Le Président de la République Bassirou Diomaye Faye a saisi, le 7 mai 2026, l'Assemblée nationale d'une demande de nouvelle délibération sur la loi modifiant le Code électoral, adoptée en procédure d'urgence le 28 avril 2026. Motif invoqué : deux versions différentes du même texte législatif lui avaient été transmises pour promulgation, une anomalie qui s'était déjà invitée dans la presse par la voix de certains députés, d’après le Chef de l’Etat.

Réunie en commission le vendredi 8 mai 2026, puis en séance plénière ce samedi 9 mai 2026, l'Assemblée nationale a procédé à la seconde lecture du texte.

Voici l’intégralité du rapport de la Commission des Lois, de la Décentralisation, du Travail et des Droits humains, signé par Mohamed Ayib Salim Daffé.

"La Commission des Lois, de la Décentralisation, du Travail et des Droits humains s’est réunie le vendredi 08 mai 2026, sous la présidence de Monsieur Ansoumana Sarr, 1er Vice-président de ladite Commission, à l’effet d’examiner, en seconde lecture, la loi modifiant la loi n° 2021-35 du 23 juillet 2021 portant Code électoral, modifiée, adoptée selon la procédure d’urgence par l’Assemblée nationale en sa séance du mardi 28 avril 2026.

Le Gouvernement était représenté par Madame Marie Rose Khady Fatou Faye, Secrétaire d’État auprès du Premier Ministre, chargée des Relations avec les Institutions, Porte-parole du Gouvernement.

Ouvrant la séance, Monsieur le 1er Vice-président a, d’abord, adressé ses salutations à ses Collègues Députés. Il a, ensuite, procédé à la lecture de l’article 93 du Règlement intérieur, relatif à la seconde lecture, aux termes duquel :

« Le Président de la République peut, dans les délais de promulgation à compter de leur réception, appeler l’Assemblée à se prononcer en seconde lecture sur les délibérations qu’elle a prises.

L’Assemblée délibère sur cette seconde lecture suivant la même procédure que lors du premier examen de l’affaire.

La loi ne peut être votée en seconde lecture que si les trois cinquièmes des membres composant l’Assemblée nationale se sont prononcés en sa faveur ».

À la suite de ce rappel, il a donné la parole au Président Mohamed Ayib Salim DAFFE pour la lecture de la loi soumise à une nouvelle délibération, laquelle est annexée au présent rapport.

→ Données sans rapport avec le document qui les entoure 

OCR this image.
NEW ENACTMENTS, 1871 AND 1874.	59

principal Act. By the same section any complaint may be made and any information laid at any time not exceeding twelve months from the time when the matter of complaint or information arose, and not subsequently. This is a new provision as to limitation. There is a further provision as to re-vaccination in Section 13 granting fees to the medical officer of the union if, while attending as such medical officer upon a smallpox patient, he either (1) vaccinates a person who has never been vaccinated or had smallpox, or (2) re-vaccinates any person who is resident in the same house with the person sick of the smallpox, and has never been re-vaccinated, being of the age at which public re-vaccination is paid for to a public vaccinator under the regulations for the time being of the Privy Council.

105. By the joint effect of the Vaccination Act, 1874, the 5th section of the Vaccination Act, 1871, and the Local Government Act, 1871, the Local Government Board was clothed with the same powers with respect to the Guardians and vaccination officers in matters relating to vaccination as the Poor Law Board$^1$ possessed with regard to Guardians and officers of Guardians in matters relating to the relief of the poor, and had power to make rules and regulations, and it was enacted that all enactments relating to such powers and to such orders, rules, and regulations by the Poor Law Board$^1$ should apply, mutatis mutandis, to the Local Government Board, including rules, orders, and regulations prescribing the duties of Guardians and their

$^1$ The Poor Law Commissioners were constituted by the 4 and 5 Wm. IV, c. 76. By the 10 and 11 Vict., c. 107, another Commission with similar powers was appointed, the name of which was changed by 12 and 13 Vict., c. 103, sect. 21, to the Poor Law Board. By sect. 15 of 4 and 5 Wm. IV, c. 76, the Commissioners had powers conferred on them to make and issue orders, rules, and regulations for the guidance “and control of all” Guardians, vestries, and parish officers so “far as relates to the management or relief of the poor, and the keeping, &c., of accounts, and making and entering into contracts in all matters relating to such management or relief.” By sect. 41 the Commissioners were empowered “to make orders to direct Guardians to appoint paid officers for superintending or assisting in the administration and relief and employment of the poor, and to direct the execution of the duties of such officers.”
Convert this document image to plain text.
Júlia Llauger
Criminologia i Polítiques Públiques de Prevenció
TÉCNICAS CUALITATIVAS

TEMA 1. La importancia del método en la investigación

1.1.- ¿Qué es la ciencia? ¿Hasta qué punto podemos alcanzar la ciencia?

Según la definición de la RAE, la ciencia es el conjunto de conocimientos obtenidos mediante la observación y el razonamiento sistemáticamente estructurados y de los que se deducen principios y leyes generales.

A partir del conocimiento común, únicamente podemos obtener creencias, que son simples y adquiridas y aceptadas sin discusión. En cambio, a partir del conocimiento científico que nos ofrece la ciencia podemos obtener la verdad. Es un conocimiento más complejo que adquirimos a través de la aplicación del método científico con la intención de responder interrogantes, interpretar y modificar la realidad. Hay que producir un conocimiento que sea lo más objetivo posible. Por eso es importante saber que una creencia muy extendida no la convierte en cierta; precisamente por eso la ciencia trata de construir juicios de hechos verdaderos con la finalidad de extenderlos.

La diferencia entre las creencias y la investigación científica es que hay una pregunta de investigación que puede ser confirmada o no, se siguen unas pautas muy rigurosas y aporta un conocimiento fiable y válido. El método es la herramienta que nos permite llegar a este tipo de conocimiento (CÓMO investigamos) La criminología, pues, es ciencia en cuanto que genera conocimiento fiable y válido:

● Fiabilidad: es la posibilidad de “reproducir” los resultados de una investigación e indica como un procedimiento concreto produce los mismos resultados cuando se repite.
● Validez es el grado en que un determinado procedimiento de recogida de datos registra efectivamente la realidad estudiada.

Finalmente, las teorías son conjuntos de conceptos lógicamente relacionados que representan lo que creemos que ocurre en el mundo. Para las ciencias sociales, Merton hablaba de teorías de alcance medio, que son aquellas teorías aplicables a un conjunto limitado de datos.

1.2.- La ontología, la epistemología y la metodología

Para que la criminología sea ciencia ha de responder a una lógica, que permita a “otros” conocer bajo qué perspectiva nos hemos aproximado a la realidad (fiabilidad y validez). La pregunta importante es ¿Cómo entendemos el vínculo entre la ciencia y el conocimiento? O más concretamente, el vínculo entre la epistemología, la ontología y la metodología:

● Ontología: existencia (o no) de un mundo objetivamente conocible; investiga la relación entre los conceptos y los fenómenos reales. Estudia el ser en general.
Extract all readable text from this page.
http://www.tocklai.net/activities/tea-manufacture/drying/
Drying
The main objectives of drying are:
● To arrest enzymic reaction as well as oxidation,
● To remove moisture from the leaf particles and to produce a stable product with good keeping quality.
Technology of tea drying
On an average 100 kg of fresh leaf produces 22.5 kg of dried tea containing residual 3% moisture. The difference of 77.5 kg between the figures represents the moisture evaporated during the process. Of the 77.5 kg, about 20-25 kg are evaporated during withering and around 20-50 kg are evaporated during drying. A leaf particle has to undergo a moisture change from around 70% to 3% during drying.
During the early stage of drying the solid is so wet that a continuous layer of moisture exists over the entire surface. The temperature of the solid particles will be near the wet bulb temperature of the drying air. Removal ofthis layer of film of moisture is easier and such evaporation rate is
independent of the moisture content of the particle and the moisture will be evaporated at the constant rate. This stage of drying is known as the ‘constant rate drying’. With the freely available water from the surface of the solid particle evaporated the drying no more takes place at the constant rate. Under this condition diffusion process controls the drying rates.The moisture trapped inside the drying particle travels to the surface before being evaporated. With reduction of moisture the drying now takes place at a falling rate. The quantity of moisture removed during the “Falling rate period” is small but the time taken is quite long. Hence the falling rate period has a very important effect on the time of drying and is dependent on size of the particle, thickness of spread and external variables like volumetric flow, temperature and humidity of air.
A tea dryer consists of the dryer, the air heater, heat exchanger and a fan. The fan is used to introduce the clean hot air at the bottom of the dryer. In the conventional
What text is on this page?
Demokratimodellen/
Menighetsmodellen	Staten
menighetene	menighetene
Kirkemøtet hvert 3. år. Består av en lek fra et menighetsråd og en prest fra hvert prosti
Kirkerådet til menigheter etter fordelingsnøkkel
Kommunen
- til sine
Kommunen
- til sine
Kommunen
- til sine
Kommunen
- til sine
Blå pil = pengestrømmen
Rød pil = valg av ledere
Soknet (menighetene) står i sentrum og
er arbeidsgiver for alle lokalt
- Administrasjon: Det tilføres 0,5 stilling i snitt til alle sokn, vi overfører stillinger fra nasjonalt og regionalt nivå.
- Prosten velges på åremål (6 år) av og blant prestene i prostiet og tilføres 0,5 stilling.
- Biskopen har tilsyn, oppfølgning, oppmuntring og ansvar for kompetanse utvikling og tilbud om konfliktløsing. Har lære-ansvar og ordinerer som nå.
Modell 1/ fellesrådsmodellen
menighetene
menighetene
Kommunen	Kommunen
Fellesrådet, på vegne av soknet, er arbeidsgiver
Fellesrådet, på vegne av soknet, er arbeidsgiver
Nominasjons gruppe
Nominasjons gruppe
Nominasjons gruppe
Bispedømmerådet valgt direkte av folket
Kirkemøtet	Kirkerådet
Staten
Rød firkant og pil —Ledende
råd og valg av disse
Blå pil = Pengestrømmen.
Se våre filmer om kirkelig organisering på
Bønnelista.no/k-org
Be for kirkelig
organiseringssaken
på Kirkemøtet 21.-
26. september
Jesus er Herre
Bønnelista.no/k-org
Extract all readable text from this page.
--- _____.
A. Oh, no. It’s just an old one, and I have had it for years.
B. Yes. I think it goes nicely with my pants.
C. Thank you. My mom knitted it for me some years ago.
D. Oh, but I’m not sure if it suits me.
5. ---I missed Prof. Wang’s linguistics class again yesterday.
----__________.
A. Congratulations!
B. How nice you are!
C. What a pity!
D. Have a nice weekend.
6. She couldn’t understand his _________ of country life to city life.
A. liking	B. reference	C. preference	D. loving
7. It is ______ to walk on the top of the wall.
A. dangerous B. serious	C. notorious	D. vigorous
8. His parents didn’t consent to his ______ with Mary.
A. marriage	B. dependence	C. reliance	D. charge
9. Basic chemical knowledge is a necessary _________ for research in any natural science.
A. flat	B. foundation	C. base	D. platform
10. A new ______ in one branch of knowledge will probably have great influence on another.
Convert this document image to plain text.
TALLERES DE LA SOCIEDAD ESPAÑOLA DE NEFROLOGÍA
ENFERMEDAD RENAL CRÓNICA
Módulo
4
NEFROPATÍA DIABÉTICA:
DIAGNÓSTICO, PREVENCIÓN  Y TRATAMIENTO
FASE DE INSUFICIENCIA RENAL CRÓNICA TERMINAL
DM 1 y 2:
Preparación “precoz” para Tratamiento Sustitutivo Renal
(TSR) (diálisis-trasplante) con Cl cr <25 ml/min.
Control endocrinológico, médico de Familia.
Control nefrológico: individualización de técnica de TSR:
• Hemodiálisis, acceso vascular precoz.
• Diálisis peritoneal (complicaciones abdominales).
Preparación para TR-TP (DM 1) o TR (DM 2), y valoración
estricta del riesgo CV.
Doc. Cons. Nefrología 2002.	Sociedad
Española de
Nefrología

Au cours des discussions, il a été rappelé que le Président de la République a saisi le 07 mai 2026, le Président de l’Assemblée nationale d’une demande de nouvelle délibération sur le fondement de l’article 73 de la Constitution, aux termes duquel :

« Dans le délai fixé pour la promulgation, le Président de la République peut, par un message motivé, demander à l’Assemblée nationale une nouvelle délibération qui ne peut être refusée. La loi ne peut être votée en seconde lecture que si les trois cinquièmes des membres composant l’Assemblée nationale se sont prononcés en sa faveur ».

Pour une bonne information des députés et de leurs mandants, des précisions ont été demandées sur les différences relevées entre les deux versions transmises au Président de la République.

Dans le même sens, il a été souhaité que les motifs ayant justifié la demande de seconde lecture soient clairement exposés, afin de permettre aux députés de délibérer en parfaite connaissance de cause.

En réponse aux préoccupations exprimées, notre Collègue a d’abord rappelé que, lors de la réunion du Bureau et de la séance plénière du vendredi 08 mai 2026, le Président de l’Assemblée nationale avait informé les députés de la saisine de l’Institution par le Président de la République, aux fins d’une nouvelle délibération, conformément à l’article 73 de la Constitution.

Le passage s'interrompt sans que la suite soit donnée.